Setelah itu, penyimpangan sering terjadi pada pembelanjaan dana hibah dan bantuan sosial. Dalam hibah dan bantuan sosial, tren korupsi biasanya dilakukan lewat penggelapan atau pembentukan anggaran fiktif.
"Pungutan daerah, adanya perda yang bertentangan dengan peraturan perundang-undangan yang lebih tinggi atau dan dianggap sebagai penghasilan oknum," tutur Tjahjo di Jakarta, Jumat (16/2/2018).
Sektor lain yang begitu dekat dengan korupsi, kata Tjahjo, adalah pajak dan retribusi daerah, pengadaan barang dan jasa, serta perjalanan dinas juga rawan bocor.
Paling berisiko
Tjahjo menjelaskan, tren korupsi paling berisiko terjadi lewat penyalahgunaan kewenangan, pelaporan yang tidak memenuhi standar hingga alokasi penggunaan yang tidak transparan dalam sektor dana alokasi umum (DAU) ataupun dana alokasi khusus (DAK).
Jika tren korupsi dalam sektor DAU dan DAK disebut sebagai yang paling berisiko, maka tren korupsi dalam penerimaan daerah merupakan yang paling berbahaya.
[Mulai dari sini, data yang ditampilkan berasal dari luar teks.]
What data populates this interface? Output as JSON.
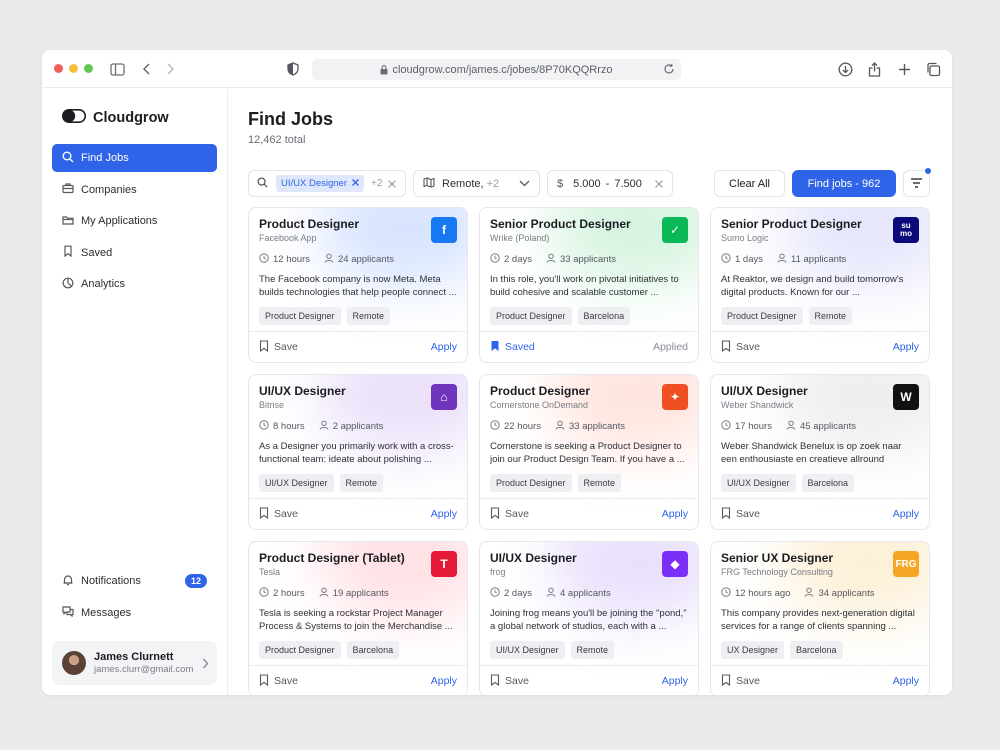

Dalam sektor ini, korupsi terjadi lewat perizinan, manipulasi data, pemerasan hingga penyimpangan prosedur.
Di kedua sektor itu, Tjahjo menitikberatkan pembenahan. Menurutnya, jika korupsi di dua sektor itu tak segera diatasi, maka Indonesia terancam kesengsaraan.
"Kalau ini dibiarkan atau tidak ditertibkan, disadarkan dampak korupsi bagi pemda khususnya dan pemerintah pusat antara lain, ekonomi biaya tinggi, penerimaan daerah berkurang," katanya.
"Kelanjutan pembangunan daerah tidak terjamin, bertambah masalah sosial seperti kemiskinan, ketimpangan sosial, bertambahnya kejahatan bagian dari mata rantai korupsi," tambah Tjahjo.